A new RMIT report reveals that 43% of social housing tenancies end within 18 months, with indigenous, formerly homeless and young tenants at the greatest risk of losing their accommodation early.

The Unison Housing Research Lab, a collaboration between the RMIT Social and Global Studies Centre and Unison Housing, set out to deliver an understanding of occupancy patterns of people living in social housing and what factors affect early exits.

The report launched last week  Who stays, who leaves and why? examines tenancy loss rates among 967 residents that lived in social housing between 2014 and 2016.

Of the residents who exited within 11 months, almost two-thirds left due to negative ‘push factors’ including the pressure of paying rent on time and conflict with neighbours.

The report reveals that there are three cohorts of tenants who are most likely to experience ‘tenancy breakdown’ and are at high risk of leaving their social housing early: Indigenous families, young people and people who’ve previously experienced homelessness.

According to lead author Professor Guy Johnson from the RMIT Social and Global Studies Centre, the rate of tenancy loss in the 18-month period is higher than reported by social housing providers elsewhere in Australia.

“Social housing should provide safe, secure, long-term accommodation for some of the most disadvantaged households in the community,” he said.

“For social housing providers, tenancy turnover can be a serious issue simply because it can have significant social and economic costs.

“This report identified that younger people, Indigenous households, residents who were homeless or in institutional accommodation prior to allocation, and those in rooming houses, were most at risk of an early tenancy termination with 18 months.

“Reducing turnover among these groups is crucial – high turnover due to push factors is rarely a good outcome for individuals or social landlords.”

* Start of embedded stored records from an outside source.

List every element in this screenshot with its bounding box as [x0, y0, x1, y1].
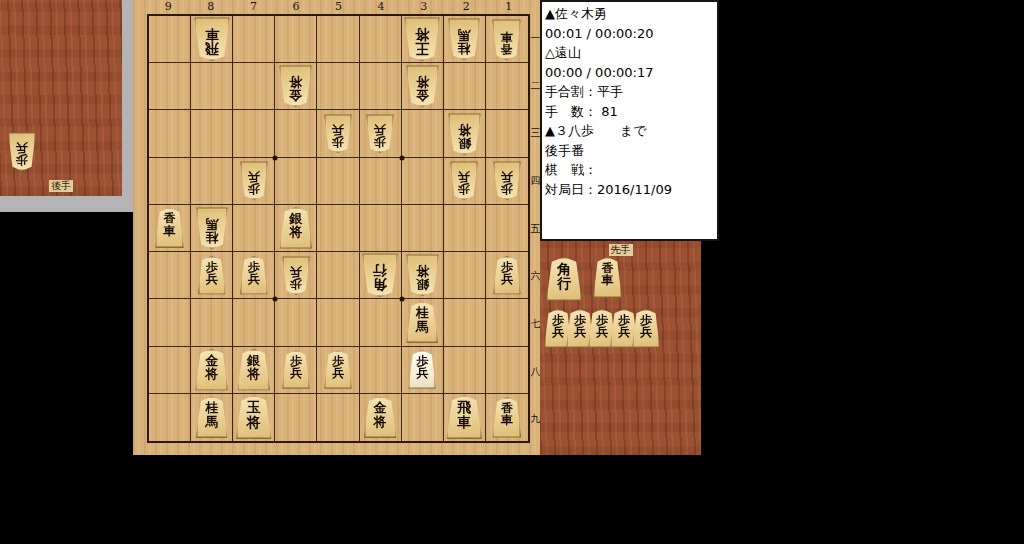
cell-6二: 金将: [275, 63, 317, 110]
shogi-piece-飛車-gote[interactable]: 飛車: [194, 17, 230, 61]
gote-player-name: △遠山: [545, 43, 714, 63]
cell-3二: 金将: [402, 63, 444, 110]
shogi-piece-歩兵-gote[interactable]: 歩兵: [8, 132, 36, 171]
cell-7六: 歩兵: [233, 252, 275, 299]
cell-3五: [402, 205, 444, 252]
piece-kanji: 車: [501, 414, 513, 426]
shogi-piece-桂馬-sente[interactable]: 桂馬: [406, 301, 438, 343]
cell-4八: [360, 347, 402, 394]
board-grid: 飛車王将桂馬香車金将金将歩兵歩兵銀将歩兵歩兵歩兵香車桂馬銀将歩兵歩兵歩兵角行銀将…: [147, 14, 530, 443]
shogi-piece-歩兵-gote[interactable]: 歩兵: [282, 256, 310, 295]
cell-7九: 玉将: [233, 394, 275, 441]
piece-kanji: 将: [205, 367, 218, 380]
cell-9六: [149, 252, 191, 299]
game-date-line: 対局日：2016/11/09: [545, 180, 714, 200]
sente-tray-label: 先手: [609, 244, 633, 256]
piece-kanji: 馬: [458, 29, 471, 42]
piece-kanji: 銀: [458, 136, 471, 149]
piece-kanji: 歩: [248, 183, 260, 195]
piece-kanji: 将: [289, 76, 302, 89]
cell-5二: [317, 63, 359, 110]
cell-4五: [360, 205, 402, 252]
shogi-piece-歩兵-gote[interactable]: 歩兵: [450, 161, 478, 200]
piece-kanji: 将: [416, 265, 429, 278]
move-count-line: 手 数： 81: [545, 102, 714, 122]
cell-1三: [486, 110, 528, 157]
piece-kanji: 将: [458, 123, 471, 136]
cell-8八: 金将: [191, 347, 233, 394]
cell-2九: 飛車: [444, 394, 486, 441]
cell-6六: 歩兵: [275, 252, 317, 299]
cell-1九: 香車: [486, 394, 528, 441]
cell-8九: 桂馬: [191, 394, 233, 441]
cell-1六: 歩兵: [486, 252, 528, 299]
file-label-6: 6: [275, 0, 318, 14]
shogi-piece-香車-sente[interactable]: 香車: [593, 257, 622, 298]
cell-9七: [149, 299, 191, 346]
piece-kanji: 角: [373, 278, 387, 292]
cell-2五: [444, 205, 486, 252]
piece-kanji: 銀: [247, 354, 260, 367]
cell-4六: 角行: [360, 252, 402, 299]
shogi-piece-金将-gote[interactable]: 金将: [279, 65, 312, 107]
cell-8五: 桂馬: [191, 205, 233, 252]
cell-1八: [486, 347, 528, 394]
piece-kanji: 兵: [248, 273, 260, 285]
piece-kanji: 兵: [332, 124, 344, 136]
cell-6八: 歩兵: [275, 347, 317, 394]
piece-kanji: 桂: [205, 401, 218, 414]
cell-9四: [149, 158, 191, 205]
piece-kanji: 桂: [458, 42, 471, 55]
gote-tray-background: 歩兵 後手: [0, 0, 133, 212]
cell-4一: [360, 16, 402, 63]
cell-6五: 銀将: [275, 205, 317, 252]
cell-8六: 歩兵: [191, 252, 233, 299]
cell-8二: [191, 63, 233, 110]
cell-3七: 桂馬: [402, 299, 444, 346]
piece-kanji: 車: [457, 415, 471, 429]
cell-2一: 桂馬: [444, 16, 486, 63]
piece-kanji: 兵: [290, 367, 302, 379]
file-label-2: 2: [445, 0, 488, 14]
shogi-piece-歩兵-gote[interactable]: 歩兵: [493, 161, 521, 200]
piece-kanji: 兵: [552, 326, 564, 338]
sente-player-name: ▲佐々木勇: [545, 4, 714, 24]
shogi-piece-歩兵-sente[interactable]: 歩兵: [632, 309, 660, 348]
piece-kanji: 兵: [618, 326, 630, 338]
piece-kanji: 将: [247, 367, 260, 380]
piece-kanji: 兵: [206, 273, 218, 285]
piece-kanji: 歩: [16, 154, 28, 166]
shogi-piece-歩兵-sente[interactable]: 歩兵: [408, 350, 436, 389]
cell-4九: 金将: [360, 394, 402, 441]
cell-8一: 飛車: [191, 16, 233, 63]
gote-captured-tray: 歩兵 後手: [0, 0, 122, 196]
cell-9一: [149, 16, 191, 63]
piece-kanji: 歩: [290, 277, 302, 289]
shogi-piece-香車-sente[interactable]: 香車: [492, 397, 521, 438]
side-to-move-line: 後手番: [545, 141, 714, 161]
cell-7五: [233, 205, 275, 252]
cell-1七: [486, 299, 528, 346]
cell-7一: [233, 16, 275, 63]
cell-5四: [317, 158, 359, 205]
cell-5七: [317, 299, 359, 346]
game-info-panel: ▲佐々木勇 00:01 / 00:00:20 △遠山 00:00 / 00:00…: [540, 0, 719, 241]
cell-5一: [317, 16, 359, 63]
cell-3四: [402, 158, 444, 205]
sente-hand: 角行香車歩兵歩兵歩兵歩兵歩兵: [540, 241, 701, 455]
cell-3三: [402, 110, 444, 157]
shogi-piece-銀将-sente[interactable]: 銀将: [279, 207, 312, 249]
cell-5五: [317, 205, 359, 252]
file-label-4: 4: [360, 0, 403, 14]
piece-kanji: 馬: [205, 217, 218, 230]
cell-2八: [444, 347, 486, 394]
cell-1一: 香車: [486, 16, 528, 63]
piece-kanji: 将: [416, 76, 429, 89]
cell-6九: [275, 394, 317, 441]
cell-7二: [233, 63, 275, 110]
piece-kanji: 王: [415, 42, 429, 56]
piece-kanji: 歩: [458, 183, 470, 195]
last-move-line: ▲３八歩 まで: [545, 121, 714, 141]
piece-kanji: 香: [164, 212, 176, 224]
piece-kanji: 車: [501, 30, 513, 42]
cell-3一: 王将: [402, 16, 444, 63]
cell-6四: [275, 158, 317, 205]
piece-kanji: 金: [205, 354, 218, 367]
piece-kanji: 金: [289, 89, 302, 102]
cell-3八: 歩兵: [402, 347, 444, 394]
star-point: [273, 297, 278, 302]
piece-kanji: 将: [289, 225, 302, 238]
piece-kanji: 車: [164, 225, 176, 237]
piece-kanji: 馬: [416, 320, 429, 333]
piece-kanji: 飛: [457, 400, 471, 414]
piece-kanji: 飛: [205, 42, 219, 56]
cell-9八: [149, 347, 191, 394]
cell-9五: 香車: [149, 205, 191, 252]
cell-2四: 歩兵: [444, 158, 486, 205]
cell-2七: [444, 299, 486, 346]
star-point: [400, 156, 405, 161]
cell-9三: [149, 110, 191, 157]
file-labels: 987654321: [147, 0, 530, 14]
cell-7七: [233, 299, 275, 346]
cell-1五: [486, 205, 528, 252]
piece-kanji: 兵: [332, 367, 344, 379]
piece-kanji: 兵: [16, 142, 28, 154]
shogi-piece-歩兵-sente[interactable]: 歩兵: [240, 256, 268, 295]
star-point: [273, 156, 278, 161]
shogi-piece-歩兵-sente[interactable]: 歩兵: [282, 350, 310, 389]
piece-kanji: 歩: [374, 136, 386, 148]
cell-8四: [191, 158, 233, 205]
cell-7三: [233, 110, 275, 157]
piece-kanji: 兵: [416, 367, 428, 379]
piece-kanji: 将: [247, 415, 261, 429]
gote-tray-label: 後手: [49, 180, 73, 192]
cell-6三: [275, 110, 317, 157]
cell-9二: [149, 63, 191, 110]
piece-kanji: 車: [602, 274, 614, 286]
shogi-piece-歩兵-gote[interactable]: 歩兵: [366, 114, 394, 153]
sente-captured-tray: 先手 角行香車歩兵歩兵歩兵歩兵歩兵: [540, 241, 701, 455]
cell-9九: [149, 394, 191, 441]
piece-kanji: 兵: [501, 171, 513, 183]
piece-kanji: 行: [557, 276, 571, 290]
piece-kanji: 桂: [205, 231, 218, 244]
file-label-3: 3: [402, 0, 445, 14]
tournament-line: 棋 戦：: [545, 160, 714, 180]
piece-kanji: 行: [373, 264, 387, 278]
piece-kanji: 兵: [501, 273, 513, 285]
shogi-piece-桂馬-gote[interactable]: 桂馬: [196, 207, 228, 249]
shogi-piece-金将-gote[interactable]: 金将: [406, 65, 439, 107]
piece-kanji: 将: [374, 415, 387, 428]
cell-2二: [444, 63, 486, 110]
shogi-piece-桂馬-sente[interactable]: 桂馬: [196, 396, 228, 438]
piece-kanji: 馬: [205, 415, 218, 428]
cell-5八: 歩兵: [317, 347, 359, 394]
file-label-7: 7: [232, 0, 275, 14]
shogi-piece-歩兵-gote[interactable]: 歩兵: [240, 161, 268, 200]
shogi-piece-銀将-sente[interactable]: 銀将: [237, 349, 270, 391]
piece-kanji: 玉: [247, 400, 261, 414]
shogi-piece-飛車-sente[interactable]: 飛車: [446, 395, 482, 439]
board-panel: 987654321 一二三四五六七八九 飛車王将桂馬香車金将金将歩兵歩兵銀将歩兵…: [133, 0, 540, 455]
file-label-8: 8: [190, 0, 233, 14]
cell-5九: [317, 394, 359, 441]
piece-kanji: 銀: [289, 212, 302, 225]
shogi-piece-香車-gote[interactable]: 香車: [492, 19, 521, 60]
cell-8三: [191, 110, 233, 157]
cell-4二: [360, 63, 402, 110]
piece-kanji: 金: [416, 89, 429, 102]
cell-8七: [191, 299, 233, 346]
sente-clock: 00:01 / 00:00:20: [545, 24, 714, 44]
piece-kanji: 角: [557, 262, 571, 276]
handicap-line: 手合割：平手: [545, 82, 714, 102]
shogi-piece-金将-sente[interactable]: 金将: [364, 396, 397, 438]
cell-2三: 銀将: [444, 110, 486, 157]
cell-1二: [486, 63, 528, 110]
cell-5三: 歩兵: [317, 110, 359, 157]
star-point: [400, 297, 405, 302]
piece-kanji: 兵: [574, 326, 586, 338]
piece-kanji: 兵: [458, 171, 470, 183]
cell-5六: [317, 252, 359, 299]
piece-kanji: 将: [415, 28, 429, 42]
piece-kanji: 兵: [596, 326, 608, 338]
cell-7四: 歩兵: [233, 158, 275, 205]
shogi-piece-角行-gote[interactable]: 角行: [362, 253, 398, 297]
file-label-5: 5: [317, 0, 360, 14]
file-label-1: 1: [488, 0, 531, 14]
shogi-piece-玉将-sente[interactable]: 玉将: [236, 395, 272, 439]
shogi-piece-香車-sente[interactable]: 香車: [155, 207, 184, 248]
piece-kanji: 歩: [501, 183, 513, 195]
cell-4三: 歩兵: [360, 110, 402, 157]
shogi-piece-歩兵-sente[interactable]: 歩兵: [198, 256, 226, 295]
piece-kanji: 兵: [374, 124, 386, 136]
cell-1四: 歩兵: [486, 158, 528, 205]
cell-6一: [275, 16, 317, 63]
piece-kanji: 車: [205, 28, 219, 42]
shogi-piece-王将-gote[interactable]: 王将: [404, 17, 440, 61]
piece-kanji: 桂: [416, 306, 429, 319]
shogi-piece-金将-sente[interactable]: 金将: [195, 349, 228, 391]
shogi-piece-歩兵-sente[interactable]: 歩兵: [493, 256, 521, 295]
cell-3六: 銀将: [402, 252, 444, 299]
piece-kanji: 銀: [416, 278, 429, 291]
shogi-piece-歩兵-gote[interactable]: 歩兵: [324, 114, 352, 153]
piece-kanji: 金: [374, 401, 387, 414]
shogi-piece-桂馬-gote[interactable]: 桂馬: [448, 18, 480, 60]
cell-6七: [275, 299, 317, 346]
shogi-piece-銀将-gote[interactable]: 銀将: [448, 113, 481, 155]
piece-kanji: 兵: [290, 265, 302, 277]
gote-clock: 00:00 / 00:00:17: [545, 63, 714, 83]
piece-kanji: 香: [501, 42, 513, 54]
file-label-9: 9: [147, 0, 190, 14]
piece-kanji: 兵: [248, 171, 260, 183]
shogi-piece-歩兵-sente[interactable]: 歩兵: [324, 350, 352, 389]
piece-kanji: 兵: [640, 326, 652, 338]
cell-7八: 銀将: [233, 347, 275, 394]
shogi-piece-角行-sente[interactable]: 角行: [546, 257, 582, 301]
cell-3九: [402, 394, 444, 441]
cell-4四: [360, 158, 402, 205]
gote-hand: 歩兵: [0, 0, 122, 196]
cell-4七: [360, 299, 402, 346]
cell-2六: [444, 252, 486, 299]
piece-kanji: 歩: [332, 136, 344, 148]
shogi-piece-銀将-gote[interactable]: 銀将: [406, 254, 439, 296]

The research emphasises that more information is needed to determine how social housing can support people to settle in and stay in their new home.

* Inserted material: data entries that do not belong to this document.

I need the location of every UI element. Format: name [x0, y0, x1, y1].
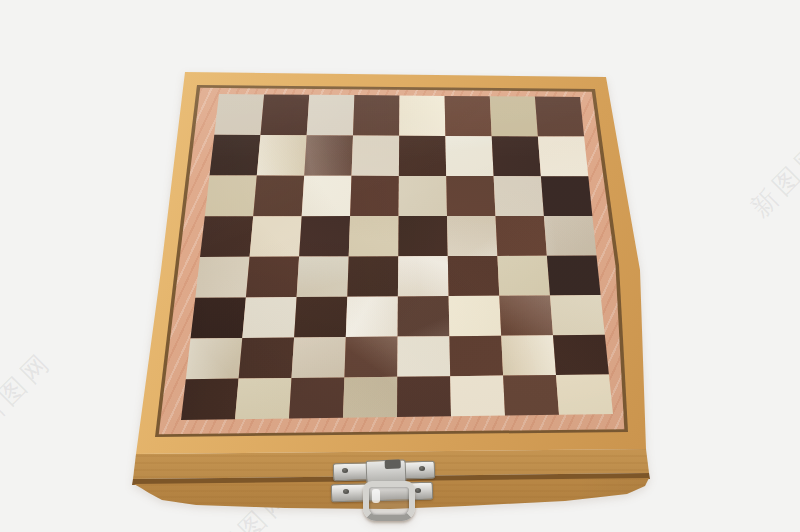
latch-screw: [342, 468, 348, 473]
latch-screw: [343, 489, 349, 494]
chessboard: [0, 0, 800, 532]
product-photo-canvas: 新图网 新图网 新图网: [0, 0, 800, 532]
chess-box: [0, 0, 800, 532]
latch-screw: [415, 488, 421, 493]
latch-screw: [419, 466, 425, 471]
latch-bail-highlight: [372, 489, 380, 503]
latch-bail: [363, 481, 415, 521]
latch-clasp: [330, 457, 438, 515]
latch-hook-notch: [385, 459, 401, 469]
square-e4: [0, 0, 800, 532]
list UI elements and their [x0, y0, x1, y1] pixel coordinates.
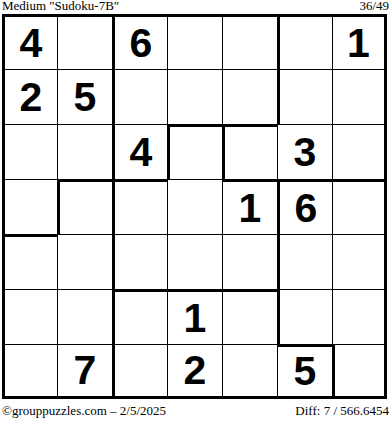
sudoku-cell-r7c2[interactable]: 7 — [57, 344, 112, 399]
sudoku-cell-r7c1[interactable] — [2, 344, 57, 399]
sudoku-cell-r1c1[interactable]: 4 — [2, 14, 57, 69]
sudoku-cell-r1c5[interactable] — [222, 14, 277, 69]
puzzle-title: Medium "Sudoku-7B" — [2, 0, 119, 13]
cells-remaining-counter: 36/49 — [359, 0, 389, 13]
sudoku-cell-r3c6[interactable]: 3 — [277, 124, 332, 179]
sudoku-cell-r6c5[interactable] — [222, 289, 277, 344]
sudoku-cell-r4c1[interactable] — [2, 179, 57, 234]
sudoku-cell-r7c5[interactable] — [222, 344, 277, 399]
sudoku-cell-r5c7[interactable] — [332, 234, 387, 289]
sudoku-cell-r1c2[interactable] — [57, 14, 112, 69]
sudoku-cell-r3c5[interactable] — [222, 124, 277, 179]
sudoku-cell-r1c4[interactable] — [167, 14, 222, 69]
sudoku-cell-r2c6[interactable] — [277, 69, 332, 124]
sudoku-cell-r4c5[interactable]: 1 — [222, 179, 277, 234]
sudoku-board: 4612543161725 — [2, 14, 387, 399]
copyright-date-text: ©grouppuzzles.com – 2/5/2025 — [2, 403, 166, 419]
puzzle-footer: ©grouppuzzles.com – 2/5/2025 Diff: 7 / 5… — [2, 403, 389, 419]
sudoku-cell-r1c6[interactable] — [277, 14, 332, 69]
sudoku-cell-r5c2[interactable] — [57, 234, 112, 289]
sudoku-cell-r2c5[interactable] — [222, 69, 277, 124]
sudoku-cell-r2c2[interactable]: 5 — [57, 69, 112, 124]
sudoku-cell-r3c4[interactable] — [167, 124, 222, 179]
sudoku-cell-r2c1[interactable]: 2 — [2, 69, 57, 124]
puzzle-header: Medium "Sudoku-7B" 36/49 — [2, 0, 389, 13]
sudoku-cell-r1c7[interactable]: 1 — [332, 14, 387, 69]
sudoku-cell-r6c2[interactable] — [57, 289, 112, 344]
sudoku-cell-r6c3[interactable] — [112, 289, 167, 344]
sudoku-cell-r5c1[interactable] — [2, 234, 57, 289]
sudoku-cell-r6c7[interactable] — [332, 289, 387, 344]
sudoku-cell-r4c7[interactable] — [332, 179, 387, 234]
sudoku-cell-r2c3[interactable] — [112, 69, 167, 124]
sudoku-cell-r3c2[interactable] — [57, 124, 112, 179]
sudoku-cell-r7c6[interactable]: 5 — [277, 344, 332, 399]
sudoku-cell-r2c7[interactable] — [332, 69, 387, 124]
sudoku-cell-r1c3[interactable]: 6 — [112, 14, 167, 69]
sudoku-cell-r4c3[interactable] — [112, 179, 167, 234]
sudoku-cell-r3c1[interactable] — [2, 124, 57, 179]
sudoku-cell-r6c6[interactable] — [277, 289, 332, 344]
sudoku-cell-r7c3[interactable] — [112, 344, 167, 399]
sudoku-cell-r4c6[interactable]: 6 — [277, 179, 332, 234]
sudoku-cell-r3c7[interactable] — [332, 124, 387, 179]
sudoku-cell-r7c7[interactable] — [332, 344, 387, 399]
sudoku-cell-r4c2[interactable] — [57, 179, 112, 234]
sudoku-cell-r5c3[interactable] — [112, 234, 167, 289]
sudoku-cell-r6c4[interactable]: 1 — [167, 289, 222, 344]
sudoku-cell-r2c4[interactable] — [167, 69, 222, 124]
sudoku-cell-r5c5[interactable] — [222, 234, 277, 289]
sudoku-cell-r6c1[interactable] — [2, 289, 57, 344]
sudoku-cell-r7c4[interactable]: 2 — [167, 344, 222, 399]
sudoku-cell-r4c4[interactable] — [167, 179, 222, 234]
sudoku-cell-r3c3[interactable]: 4 — [112, 124, 167, 179]
sudoku-cell-r5c6[interactable] — [277, 234, 332, 289]
sudoku-cell-r5c4[interactable] — [167, 234, 222, 289]
difficulty-text: Diff: 7 / 566.6454 — [295, 403, 389, 419]
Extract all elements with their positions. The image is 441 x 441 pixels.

“Providing more housing is only one way to tackle homelessness, actually helping vulnerable people who have multiple challenges to sustain tenancies is far more important than handing over the key,” Johnson said.

“Social housing organisations in Australia must deal with expectations to house people with complex needs, build more cohesive communities and, at the same time remain financially viable.”

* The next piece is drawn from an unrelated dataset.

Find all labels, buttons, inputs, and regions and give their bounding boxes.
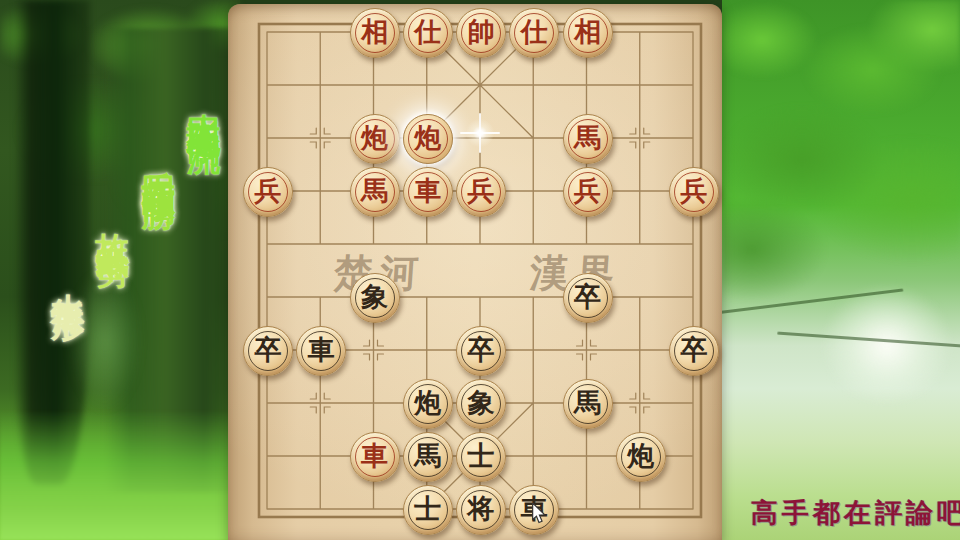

“Social housing organisations in Australia must deal with expectations to house people with complex needs, build more cohesive communities and, at the same time remain financially viable.”

The report found that the longer people stayed in social housing, the more likely they were to leave for positive reasons such as moving into private rental or reconnecting with family.

“Living in social housing can be the springboard for people on low incomes to reach their full potential, providing a foundation of stability and security,” Johnson said.

“This report reminds us that there are some people who need more intensive supports to ensure success.

“There’s no one-size-fits-all approach.”

Unison Housing is currently in the process of converting most of their rooming house properties into self-contained accommodation, based on the findings of this report in the hope that supporting this group will reduce the overall percentage of tenants leaving.


Key Findings

  • The report found that tenancy loss rates were higher in rooming houses than in self-contained housing. After 18 months, 37% of long-term tenancies had ended compared to 59% of rooming house tenancies. 
  • Among those who were homeless prior to entering Unison Housing 45% of tenancies had ended after 18 months. 26% of those who were housed prior to entry had exited. 
  • Among those who were in some form of institutional accommodation (e.g. prison, hospital) prior to entering Unison, nearly three quarters (72%) were no longer housed after 18 months. 
  • Tenancy loss is highest among those aged 24 or younger when they commenced their tenancy, and lowest among those aged 55 and over at commencement. 
  • Among indigenous households, three-quarters of the tenants had exited, which is 11 percentage points higher than the overall rate.